FetchInput + mcp__kebab__fetch tool registration.

Test plan

kind description
unit (kebab-app) chunk fetch (no context) — chunk + 빈 context
unit (kebab-app) chunk fetch --context 2 다중 chunk doc 에서 ±2 ordinal 정확
unit (kebab-app) chunk fetch --context 99 doc 경계 clamp
unit (kebab-app) doc fetch — markdown 직렬화 결과
unit (kebab-app) doc fetch --max-tokens N budget 트립 → truncated=true + text 잘림
unit (kebab-app) span fetch line range slice 정확
unit (kebab-app) span line_end > total → effective_end clamped
unit (kebab-app) span PDF doc → StructuredError(span_not_supported)
unit (kebab-app) span audio doc → StructuredError(span_not_supported)
unit (kebab-app) unknown chunk_id → StructuredError(chunk_not_found)
unit (kebab-app) unknown doc_id → StructuredError(doc_not_found)
unit (kebab-app) indexed_at + stale fb-32 stamping 정확
통합 (kebab-cli) kebab fetch chunk <id> --json --context 1 wire 검증
통합 (kebab-cli) kebab fetch doc <id> --max-tokens 100 --json truncated=true
통합 (kebab-cli) kebab fetch span <doc_id> 1 5 --json line range
통합 (kebab-cli) kebab fetch chunk <unknown> → exit 2 + error.v1.code = chunk_not_found
통합 (kebab-cli) plain mode chunk — [doc_path § heading]\n<text> 형태
통합 (kebab-mcp) mcp__kebab__fetch 3 mode 정상 응답
통합 (kebab-mcp) kind: "chunk" + chunk_id: null → invalid_input
통합 (wire-schema) fetch_result.schema.json 3 mode 샘플 validate

Implementation steps (high-level)

  1. wire schema 신규 fetch_result.schema.json + error.v1 enum 4 codes 추가.
  2. kebab-core 신규 types (FetchQuery, FetchOpts, FetchResult, FetchKind).
  3. kebab-app::fetch impl + fmt_canonical_to_markdown 헬퍼.
  4. kebab-cli::Cmd::Fetch clap subcommand + wire helper + plain renderer.
  5. kebab-mcp kebab__fetch tool + input validation.
  6. 단위 + 통합 테스트.
  7. README + SMOKE — fetch 예시.
  8. tasks/INDEX.md / spec status flip.
  9. tasks/HOTFIXES.md — 신규 surface 라 deviation 없을 가능성 (skip).
  10. integrations/claude-code/kebab/SKILL.md — Recipe 추가 ("agent fetched a chunk_id from search, wants surrounding context").

Risks / notes

  • Markdown 직렬화 round-tripCanonicalDocument.blocks 가 round-trip 손실 적은지 확인. 손실 발견 시 ingest 시점에 raw markdown 도 store 에 보존하는 후속 task 가능 (fb-3X).
  • chunk_id stability — chunker_version cascade 시 invalidate. spec 에 명시 + skill notes 의 retry pattern 안내.
  • Chunkchunk_inspection.v1 와 동일wire_chunk_inspection 재사용 가능. 새 헬퍼 불필요.
  • doc/span budget — line trim 안 함 — char-level trim 만. agent 가 끊긴 line 받을 가능성 있음. 충분히 작은 한도 (e.g. 2000 chars) 면 큰 영향 없음. 후속에서 line-aware trim 가능.
  • media_type 판정documents.source_type 또는 첫 chunk 의 citation kind (Line/Page/Time) 로 분기. PDF/audio 는 Page/Time citation. line range 의미 없음.

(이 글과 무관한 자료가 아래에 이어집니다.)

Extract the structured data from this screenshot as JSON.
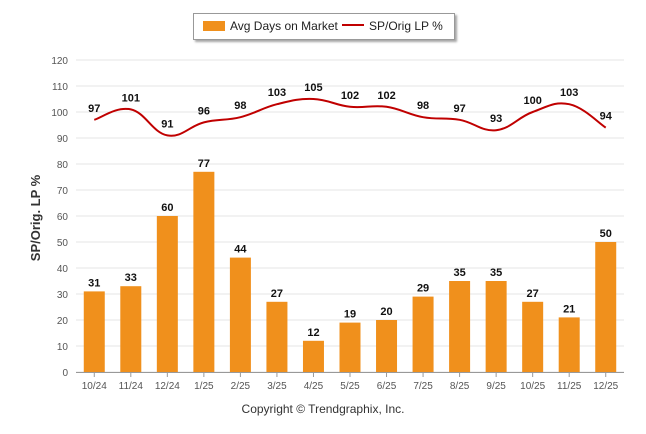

Documentation updates (implementation PR 동시)

  • README.md — 명령 표에 kebab fetch chunk|doc|span row.
  • docs/SMOKE.md — fetch walkthrough (search → fetch chunk --context flow).
  • tasks/p9/p9-fb-35-verbatim-fetch.mdstatus: open → completed, design/plan 링크.
  • tasks/INDEX.md — fb-35 행 .
  • integrations/claude-code/kebab/SKILL.md — 신규 mcp__kebab__fetch row + recipe.